Randy is a very tall (6' 6") guy. He's one of only a couple of people this entire year who I've built a frame for that I am not big enough to comfortably ride (for reference, the biggest person I've ever built for is 7' and 400#!)
The rear end of the bike looks *tiny* behind that 8.5" long head tube! And Randy is still going to need spacers to get his bars to saddle height! But it's not small in any other dimension either:
-71 HTA, 73 STA, 27" effective toptube!
-21.7" seat tube!
-465mm chainstays (that's at the *front* of the slot - they'll go back as far as 485mm)
-13.3" BB height for 190mm cranks
-Built for an 80mm suspension corrected rigid fork (and possibly down the road, a tapered steerer fork) with an insanely long steerer (I'm leaving it uncut at 14" and letting Randy figure out how much to cut off...)
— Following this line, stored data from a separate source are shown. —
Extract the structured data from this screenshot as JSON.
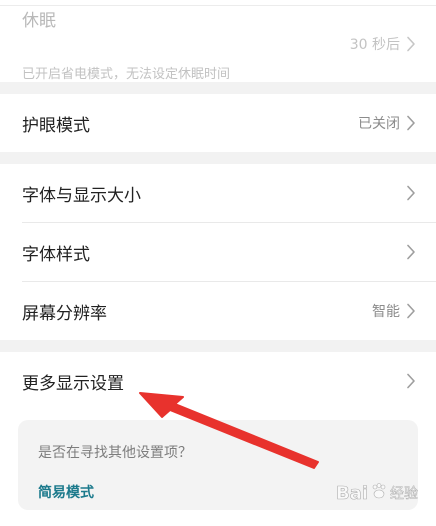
{
  "settings": {
    "sleep": {
      "label": "休眠",
      "subtitle": "已开启省电模式，无法设定休眠时间",
      "value": "30 秒后"
    },
    "eye_comfort": {
      "label": "护眼模式",
      "value": "已关闭"
    },
    "font_display_size": {
      "label": "字体与显示大小"
    },
    "font_style": {
      "label": "字体样式"
    },
    "resolution": {
      "label": "屏幕分辨率",
      "value": "智能"
    },
    "more_display": {
      "label": "更多显示设置"
    }
  },
  "suggestion": {
    "question": "是否在寻找其他设置项？",
    "link": "简易模式"
  },
  "watermark": {
    "brand": "Bai",
    "suffix": "经验"
  },
  "colors": {
    "accent_link": "#1c7a8c",
    "annotation_arrow": "#e8322d"
  },
  "icons": {
    "chevron": "chevron-right-icon",
    "watermark_paw": "baidu-paw-icon"
  }
}
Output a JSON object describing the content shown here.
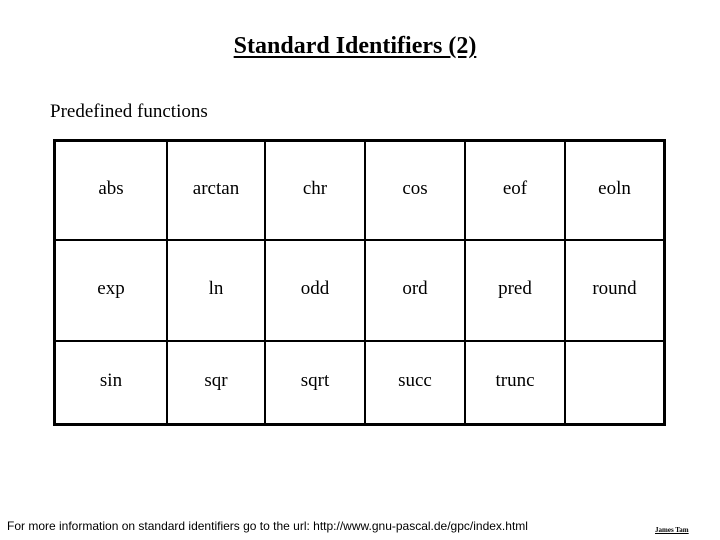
{
  "slide": {
    "title": "Standard Identifiers (2)",
    "subtitle": "Predefined functions",
    "table": {
      "rows": [
        [
          "abs",
          "arctan",
          "chr",
          "cos",
          "eof",
          "eoln"
        ],
        [
          "exp",
          "ln",
          "odd",
          "ord",
          "pred",
          "round"
        ],
        [
          "sin",
          "sqr",
          "sqrt",
          "succ",
          "trunc",
          ""
        ]
      ]
    },
    "footer": "For more information on standard identifiers go to the url: http://www.gnu-pascal.de/gpc/index.html",
    "author": "James Tam"
  }
}
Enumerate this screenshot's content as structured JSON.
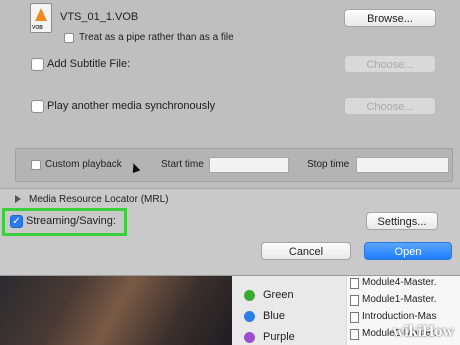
{
  "file": {
    "name": "VTS_01_1.VOB",
    "icon_caption": "VOB",
    "browse_label": "Browse...",
    "pipe_label": "Treat as a pipe rather than as a file"
  },
  "subtitle": {
    "label": "Add Subtitle File:",
    "choose_label": "Choose..."
  },
  "sync_media": {
    "label": "Play another media synchronously",
    "choose_label": "Choose..."
  },
  "custom_playback": {
    "label": "Custom playback",
    "start_label": "Start time",
    "start_value": "",
    "stop_label": "Stop time",
    "stop_value": ""
  },
  "mrl": {
    "label": "Media Resource Locator (MRL)"
  },
  "streaming": {
    "label": "Streaming/Saving:",
    "checked": true,
    "settings_label": "Settings..."
  },
  "actions": {
    "cancel_label": "Cancel",
    "open_label": "Open"
  },
  "finder": {
    "tags": [
      {
        "name": "Green",
        "color": "#3aaa35"
      },
      {
        "name": "Blue",
        "color": "#2c7fe8"
      },
      {
        "name": "Purple",
        "color": "#9b4fcf"
      }
    ],
    "files": [
      "Module4-Master.",
      "Module1-Master.",
      "Introduction-Mas",
      "Module2-Master."
    ]
  },
  "watermark": "wikiHow",
  "colors": {
    "highlight": "#3ccf3c",
    "accent": "#1f7dff"
  }
}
-True Temper Supertherm front triangle (beefy!) and Deda S-bend chainstays (also beefy) with some oversized hand-bent 19mm (I usually use 16mm) seatstays.
-Internal cable routing, Paragon sliders, downtube cable routing for gears in the event that Randy wants to run them.
-Probably will be close to 6 pounds by the time it's back from the powdercoater.
This might be the biggest frame I've built this year.
3 comments:
I guess you should roll out you "best of 2011" - smallest, bigggest, wierdest........
My biggest = 27.5" TT
paragon 170mm HT
39.5" standover.
6'8"
size 15 shoe.
how many water bottle cages? :)
I'm 6'6" and my bike (built by you) is half that size! 5" HT 26" ETT.
One thing to keep in mind when building for tall folks is the CS doesn't need to be longer than *normal*. I just got a Kona Honzo w/ 16.3" CS and it climbs like a mountain goat! Long stays only help if you have a slacker ST and during seated climbing. Once you stand up, fagettaboutit.